Having piled as many of their belongings as they can on the little cart that they have used in gathering firewood, Nick and the others round up their livestock (which they call by the English word cattle), and set out on Tenebra's first ever cattle drive, heading for the coast. Once they have found a relatively safe place and set up camp, Nick goes back to the cave village to rescue Fagin while the others set out to map the area around their camp. Using fire to distract Swift's people, Nick takes off with Fagin and rejoins his siblings. Swift and his people are not far behind, but before a battle can erupt Fagin convinces the two groups to work together in finding the bathyscaphe.

Once the Tenebrites have found the bathyscaphe they must somehow send it high into the atmosphere. Rather than attempt to repair the electrolyzers, they use an alternative plan devised by Easy. They capture floaters, jellyfish-like creatures with stinging tentacles and hydrogen-filled flotation sacs.
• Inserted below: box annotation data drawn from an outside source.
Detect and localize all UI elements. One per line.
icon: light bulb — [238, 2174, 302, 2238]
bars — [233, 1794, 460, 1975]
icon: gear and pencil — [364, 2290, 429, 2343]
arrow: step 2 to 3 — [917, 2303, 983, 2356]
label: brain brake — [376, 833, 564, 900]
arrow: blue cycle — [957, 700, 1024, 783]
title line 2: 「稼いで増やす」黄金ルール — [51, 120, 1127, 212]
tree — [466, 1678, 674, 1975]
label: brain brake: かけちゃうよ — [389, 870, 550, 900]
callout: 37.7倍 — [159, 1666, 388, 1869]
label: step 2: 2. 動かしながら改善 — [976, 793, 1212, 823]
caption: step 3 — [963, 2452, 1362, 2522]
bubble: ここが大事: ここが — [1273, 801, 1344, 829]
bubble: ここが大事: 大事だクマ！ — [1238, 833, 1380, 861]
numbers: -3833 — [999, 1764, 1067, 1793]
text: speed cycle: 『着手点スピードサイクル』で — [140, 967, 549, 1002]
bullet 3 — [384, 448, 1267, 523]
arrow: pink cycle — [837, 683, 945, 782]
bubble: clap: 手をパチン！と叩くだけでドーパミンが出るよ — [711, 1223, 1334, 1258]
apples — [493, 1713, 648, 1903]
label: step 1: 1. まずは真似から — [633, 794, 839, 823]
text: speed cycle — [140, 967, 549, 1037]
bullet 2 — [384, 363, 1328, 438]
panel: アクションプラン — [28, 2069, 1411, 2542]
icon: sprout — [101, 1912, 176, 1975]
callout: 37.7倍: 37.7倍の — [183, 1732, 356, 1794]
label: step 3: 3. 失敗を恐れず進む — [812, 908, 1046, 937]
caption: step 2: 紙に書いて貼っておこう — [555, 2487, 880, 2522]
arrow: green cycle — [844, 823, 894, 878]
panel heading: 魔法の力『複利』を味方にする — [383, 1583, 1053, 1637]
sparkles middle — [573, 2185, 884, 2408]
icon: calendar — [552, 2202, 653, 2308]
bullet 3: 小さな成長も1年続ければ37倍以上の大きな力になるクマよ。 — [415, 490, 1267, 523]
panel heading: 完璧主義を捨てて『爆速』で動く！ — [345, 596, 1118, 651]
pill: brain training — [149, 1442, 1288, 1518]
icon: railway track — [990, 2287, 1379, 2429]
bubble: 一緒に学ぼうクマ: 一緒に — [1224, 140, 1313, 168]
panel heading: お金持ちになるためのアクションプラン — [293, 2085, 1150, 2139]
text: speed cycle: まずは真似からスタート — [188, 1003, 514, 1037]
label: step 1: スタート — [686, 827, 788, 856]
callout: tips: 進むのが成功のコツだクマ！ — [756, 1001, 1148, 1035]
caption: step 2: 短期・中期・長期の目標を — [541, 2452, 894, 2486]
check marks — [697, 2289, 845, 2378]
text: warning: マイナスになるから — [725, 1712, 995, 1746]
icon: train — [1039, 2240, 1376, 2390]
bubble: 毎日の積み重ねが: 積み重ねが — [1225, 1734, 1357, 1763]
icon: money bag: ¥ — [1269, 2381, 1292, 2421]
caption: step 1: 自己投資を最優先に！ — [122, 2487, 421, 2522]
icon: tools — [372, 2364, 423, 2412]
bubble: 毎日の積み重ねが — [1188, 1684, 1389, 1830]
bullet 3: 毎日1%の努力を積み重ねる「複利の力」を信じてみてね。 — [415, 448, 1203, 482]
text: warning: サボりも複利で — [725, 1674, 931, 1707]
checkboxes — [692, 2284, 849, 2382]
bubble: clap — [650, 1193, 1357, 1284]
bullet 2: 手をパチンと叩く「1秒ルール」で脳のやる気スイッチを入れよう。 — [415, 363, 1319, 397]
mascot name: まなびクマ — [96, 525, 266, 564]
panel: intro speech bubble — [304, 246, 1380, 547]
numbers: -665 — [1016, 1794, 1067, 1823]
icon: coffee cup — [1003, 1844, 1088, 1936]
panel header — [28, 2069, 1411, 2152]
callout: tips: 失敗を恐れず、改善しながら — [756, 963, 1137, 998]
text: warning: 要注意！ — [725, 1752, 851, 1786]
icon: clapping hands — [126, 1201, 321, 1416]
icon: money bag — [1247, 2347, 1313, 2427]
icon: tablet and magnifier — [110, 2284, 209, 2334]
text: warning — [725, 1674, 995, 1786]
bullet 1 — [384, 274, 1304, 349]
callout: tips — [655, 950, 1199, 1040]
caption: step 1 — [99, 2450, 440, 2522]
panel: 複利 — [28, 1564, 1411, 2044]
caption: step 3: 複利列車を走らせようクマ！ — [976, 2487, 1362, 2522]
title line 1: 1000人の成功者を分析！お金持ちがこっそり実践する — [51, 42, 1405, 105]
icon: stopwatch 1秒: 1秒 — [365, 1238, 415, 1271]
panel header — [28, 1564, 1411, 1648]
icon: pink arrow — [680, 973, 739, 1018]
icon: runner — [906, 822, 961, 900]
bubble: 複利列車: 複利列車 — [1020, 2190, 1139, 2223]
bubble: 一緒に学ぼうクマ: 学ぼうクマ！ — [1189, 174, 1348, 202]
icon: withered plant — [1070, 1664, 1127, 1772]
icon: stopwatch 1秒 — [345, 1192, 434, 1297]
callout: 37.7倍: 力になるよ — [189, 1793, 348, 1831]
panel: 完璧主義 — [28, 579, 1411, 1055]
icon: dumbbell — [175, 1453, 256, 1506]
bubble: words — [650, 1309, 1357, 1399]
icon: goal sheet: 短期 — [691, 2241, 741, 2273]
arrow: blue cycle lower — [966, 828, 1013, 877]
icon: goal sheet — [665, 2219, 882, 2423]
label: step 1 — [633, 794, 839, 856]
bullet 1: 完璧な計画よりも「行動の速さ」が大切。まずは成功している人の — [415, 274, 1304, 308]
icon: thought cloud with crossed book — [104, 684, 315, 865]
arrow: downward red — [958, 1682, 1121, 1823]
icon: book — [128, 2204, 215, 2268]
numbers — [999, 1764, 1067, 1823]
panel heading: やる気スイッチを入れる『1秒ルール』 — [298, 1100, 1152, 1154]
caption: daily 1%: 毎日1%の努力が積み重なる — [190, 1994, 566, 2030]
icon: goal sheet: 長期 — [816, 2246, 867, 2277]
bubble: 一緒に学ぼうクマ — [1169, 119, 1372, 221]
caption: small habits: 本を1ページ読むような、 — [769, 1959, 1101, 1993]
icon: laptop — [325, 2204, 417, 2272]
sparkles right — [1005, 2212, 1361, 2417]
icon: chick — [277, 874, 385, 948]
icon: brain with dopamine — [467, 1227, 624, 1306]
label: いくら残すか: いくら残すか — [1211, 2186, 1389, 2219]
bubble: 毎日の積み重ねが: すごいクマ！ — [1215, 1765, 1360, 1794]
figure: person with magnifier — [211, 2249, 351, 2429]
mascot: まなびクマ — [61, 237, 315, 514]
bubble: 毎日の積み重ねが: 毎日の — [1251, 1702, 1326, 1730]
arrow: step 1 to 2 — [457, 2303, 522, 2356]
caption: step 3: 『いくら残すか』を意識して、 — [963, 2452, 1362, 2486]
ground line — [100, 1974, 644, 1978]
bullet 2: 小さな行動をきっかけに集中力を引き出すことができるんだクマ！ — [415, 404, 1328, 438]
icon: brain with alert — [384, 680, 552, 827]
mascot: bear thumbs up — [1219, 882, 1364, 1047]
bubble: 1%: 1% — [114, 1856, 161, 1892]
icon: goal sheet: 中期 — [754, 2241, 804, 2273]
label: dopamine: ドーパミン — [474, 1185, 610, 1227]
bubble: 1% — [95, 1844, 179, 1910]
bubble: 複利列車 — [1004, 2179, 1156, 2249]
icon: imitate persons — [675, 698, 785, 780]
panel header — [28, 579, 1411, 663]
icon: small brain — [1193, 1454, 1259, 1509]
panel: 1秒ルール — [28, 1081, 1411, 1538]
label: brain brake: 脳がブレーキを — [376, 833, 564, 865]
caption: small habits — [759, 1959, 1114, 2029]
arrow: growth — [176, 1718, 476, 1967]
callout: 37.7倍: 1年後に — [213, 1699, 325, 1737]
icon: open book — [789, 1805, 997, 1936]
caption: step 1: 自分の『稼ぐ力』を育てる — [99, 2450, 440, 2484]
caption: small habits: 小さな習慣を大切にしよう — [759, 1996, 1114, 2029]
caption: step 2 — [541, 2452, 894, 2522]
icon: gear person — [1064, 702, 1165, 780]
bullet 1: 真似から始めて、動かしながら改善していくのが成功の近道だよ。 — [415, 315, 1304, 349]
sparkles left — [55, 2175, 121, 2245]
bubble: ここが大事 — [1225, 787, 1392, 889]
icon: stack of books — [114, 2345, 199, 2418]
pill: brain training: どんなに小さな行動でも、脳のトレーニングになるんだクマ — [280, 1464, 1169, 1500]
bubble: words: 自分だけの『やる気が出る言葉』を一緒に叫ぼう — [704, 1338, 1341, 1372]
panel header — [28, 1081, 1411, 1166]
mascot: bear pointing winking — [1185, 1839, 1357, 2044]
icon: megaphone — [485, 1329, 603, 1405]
After hacking off the creatures' tentacles, they bring them to the bathyscaphe and squeeze their hydrogen directly into the bathyscaphe's buoyancy tanks. There's no shortage of floaters: a strange wind that has been blowing for many days keeps bringing more to the area. When the Tenebrites have put just enough hydrogen into the bathyscaphe's tanks the craft lifts off the ground and, in the other part of Easy's plan, the wind carries the craft to its source, the caldera of a wide and active volcano, whose hot updraft carries the bathyscaphe to its rendezvous with the shuttle.

==Reception==
SF Impulse reviewer Tom Boardman Jr. commended the novel for its "impressive plotting and sustained suspense," noting that Clement's "consummate craftsmanship" turned a simple story into an intense one.

James Nicoll, writing in 2017, noted that "(m)odern readers may be appalled by the casual way that Fagin steals eggs and raises a clutch of helpless infants to serve as his spies", and lauded Clement's choice to show that raising Tenebrans as humans, in total isolation from Tenebran culture, would have long-term negative repercussions; he also praised the egalitarian and nonsexualized portrayal of Easy Rich.